Ayuda para fumadores que desean dejar de fumar

Un estudio multicéntrico de pacientes diabéticos que fuman encontró que una intervención de consejería de enfermería para dejar de fumar por teléfono y en el seguimiento de la oficina resultó en una cesación de fumar del 17%, mayor que la tasa de abandono sin una intervención de enfermería.

En otras palabras, irse «pavo frío», dejar de fumar por completo en un día designado, generalmente se recomienda en lugar de reducir gradualmente la cantidad de cigarrillos fumados por día. Las personas a menudo experimentan más síntomas de abstinencia de nicotina con disminución gradual, lo que a veces hace que recaigan.

El parche y otras técnicas para dejar de fumar

Fumar es tanto un patrón de comportamiento como una adicción a sustancias. Las personas que fuman pueden encontrar que usar una terapia de reemplazo de nicotina, por ejemplo, el parche, las encías, las pastillas, el aerosol nasal o el inhalador, puede permitirles superar los comportamientos relacionados con fumar sin los efectos físicos de retirarse de la nicotina. Una vez que se controlan las conductas de fumar, las personas pueden tolerar mejor los efectos de abstinencia sin volver a fumar.

Otras opciones farmacológicas que pueden ayudar a los fumadores a dejar de fumar incluyen Zyban (bupropion) y Chantix (vareniclina).

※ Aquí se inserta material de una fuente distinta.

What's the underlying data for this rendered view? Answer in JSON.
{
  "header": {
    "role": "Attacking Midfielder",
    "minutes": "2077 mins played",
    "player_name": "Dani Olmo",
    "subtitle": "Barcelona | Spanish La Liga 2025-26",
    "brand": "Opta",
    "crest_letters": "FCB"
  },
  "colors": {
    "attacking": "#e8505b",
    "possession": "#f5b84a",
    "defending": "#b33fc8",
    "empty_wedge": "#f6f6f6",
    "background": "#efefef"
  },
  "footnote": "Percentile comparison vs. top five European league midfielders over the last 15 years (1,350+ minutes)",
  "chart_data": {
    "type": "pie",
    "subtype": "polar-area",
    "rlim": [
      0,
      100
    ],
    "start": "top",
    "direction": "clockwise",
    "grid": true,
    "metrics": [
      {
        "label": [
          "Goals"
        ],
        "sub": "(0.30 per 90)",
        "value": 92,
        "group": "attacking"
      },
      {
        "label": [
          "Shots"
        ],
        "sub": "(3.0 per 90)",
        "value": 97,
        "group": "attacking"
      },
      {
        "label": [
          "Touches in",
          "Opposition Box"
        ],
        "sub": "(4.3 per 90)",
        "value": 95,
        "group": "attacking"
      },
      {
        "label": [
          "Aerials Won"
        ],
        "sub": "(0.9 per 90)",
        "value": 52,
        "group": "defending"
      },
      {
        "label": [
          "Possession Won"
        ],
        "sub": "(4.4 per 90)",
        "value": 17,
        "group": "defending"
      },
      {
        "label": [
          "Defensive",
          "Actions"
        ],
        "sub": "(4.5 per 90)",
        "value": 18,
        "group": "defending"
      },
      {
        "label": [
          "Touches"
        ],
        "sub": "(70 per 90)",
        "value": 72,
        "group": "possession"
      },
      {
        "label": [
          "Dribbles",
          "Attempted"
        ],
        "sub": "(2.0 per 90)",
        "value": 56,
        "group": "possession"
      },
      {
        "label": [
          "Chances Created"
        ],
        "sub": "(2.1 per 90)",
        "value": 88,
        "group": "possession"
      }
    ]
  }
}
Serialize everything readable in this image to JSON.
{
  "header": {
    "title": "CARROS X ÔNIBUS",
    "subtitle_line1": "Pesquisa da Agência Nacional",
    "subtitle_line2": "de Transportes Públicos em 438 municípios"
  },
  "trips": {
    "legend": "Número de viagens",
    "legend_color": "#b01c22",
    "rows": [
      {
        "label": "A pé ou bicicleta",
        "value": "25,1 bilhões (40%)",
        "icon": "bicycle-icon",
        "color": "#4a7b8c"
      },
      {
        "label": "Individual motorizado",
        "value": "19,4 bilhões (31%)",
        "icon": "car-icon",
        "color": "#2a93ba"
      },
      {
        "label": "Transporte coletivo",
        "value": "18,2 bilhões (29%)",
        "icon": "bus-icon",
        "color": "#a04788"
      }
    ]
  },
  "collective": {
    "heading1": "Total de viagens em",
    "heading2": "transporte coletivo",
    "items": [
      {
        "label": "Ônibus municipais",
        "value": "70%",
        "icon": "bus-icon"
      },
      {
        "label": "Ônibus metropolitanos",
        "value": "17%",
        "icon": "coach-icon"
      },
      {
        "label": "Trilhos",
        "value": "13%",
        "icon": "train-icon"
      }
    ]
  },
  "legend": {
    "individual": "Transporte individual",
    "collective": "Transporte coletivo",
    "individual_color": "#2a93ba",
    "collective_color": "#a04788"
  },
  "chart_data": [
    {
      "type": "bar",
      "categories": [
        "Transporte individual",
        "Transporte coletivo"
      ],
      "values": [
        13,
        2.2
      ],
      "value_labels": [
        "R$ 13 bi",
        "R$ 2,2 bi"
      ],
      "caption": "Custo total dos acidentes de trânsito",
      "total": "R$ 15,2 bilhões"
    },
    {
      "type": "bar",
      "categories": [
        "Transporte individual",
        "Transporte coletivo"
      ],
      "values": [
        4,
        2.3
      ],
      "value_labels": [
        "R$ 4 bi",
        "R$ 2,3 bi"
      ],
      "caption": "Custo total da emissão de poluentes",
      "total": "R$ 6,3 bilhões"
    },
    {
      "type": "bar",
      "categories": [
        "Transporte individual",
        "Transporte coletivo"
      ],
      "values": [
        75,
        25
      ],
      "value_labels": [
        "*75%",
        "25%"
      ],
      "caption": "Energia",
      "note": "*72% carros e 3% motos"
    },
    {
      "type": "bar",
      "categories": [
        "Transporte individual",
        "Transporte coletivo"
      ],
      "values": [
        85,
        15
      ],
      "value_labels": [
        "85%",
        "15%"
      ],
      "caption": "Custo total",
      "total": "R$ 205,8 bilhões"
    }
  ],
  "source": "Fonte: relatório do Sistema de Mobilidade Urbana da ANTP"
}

Originalmente comercializado como antidepresivo, se descubrió que Zyban eventualmente ayudaba a los fumadores a tratar de dejar de fumar. Tiene una fórmula de liberación controlada y ahora se comercializa específicamente para dejar de fumar.

Chantix bloquea los receptores de nicotina en el sistema nervioso y se ha demostrado que ayuda a las personas a dejar de fumar. Se recomienda que los pacientes tomen Chantix durante un período de semanas antes de dejar los cigarrillos, con la idea de que no echarán de menos la nicotina, ya que han tenido bloqueados los receptores de nicotina en el sistema nervioso durante algún tiempo.

En este momento, se están explorando otros medicamentos, incluidos los medicamentos contra la ansiedad y los anticonvulsivos, pero hay poca o ninguna información que respalde su eficacia para ayudar a los fumadores a dejar de fumar. Actualmente, la industria farmacéutica está trabajando para desarrollar nuevos medicamentos para ayudar a aquellos que desean dejar de fumar.

La hipnosis y la acupuntura se usan ampliamente para ayudar a dejar de fumar. Aunque estos estudios no proporcionan evidencia de que estas técnicas realmente ayudan a las personas a dejar de fumar per se, los expertos creen que quienes intentan estas terapias pueden estar más interesados ​​en abandonar su hábito de fumar. Por lo tanto, estas técnicas pueden ser alentadoras.

Los riesgos para la salud del consumo de tabaco en cualquier forma se han establecido claramente. Ya sea que padezca diabetes o no, dejar de fumar es un cambio de estilo de vida hacia una mejor salud.

Fuentes

  • Östenson CG, Hilding A, Grill V, Efendic S. «High consumption of smokeless tobacco («snus») predicts increased the risk of type 2 diabetes in a 10-year prospective study of middle-aged Swedish men.» Scand J Public Health. 2012 Dec;40(8):730-7. doi: 10.1177/1403494812459814. Epub 2012 Oct 31.
  • U.S. Department of Health and Human Services. A Report of the Surgeon General. How Tobacco Smoke Causes Disease: What It Means to You. Atlanta: U.S. Department of Health and Human Services, Centers for Disease Control and Prevention, National Center for Chronic Disease Prevention and Health Promotion, Office on Smoking and Health, 2010.
  • U.S. Department of Health and Human Services. The Health Consequences of Smoking—50 Years of Progress: A Report of the Surgeon General. Atlanta: U.S. Department of Health and Human Services, Centers for Disease Control and Prevention, National Center for Chronic Disease Prevention and Health Promotion, Office on Smoking and Health, 2014.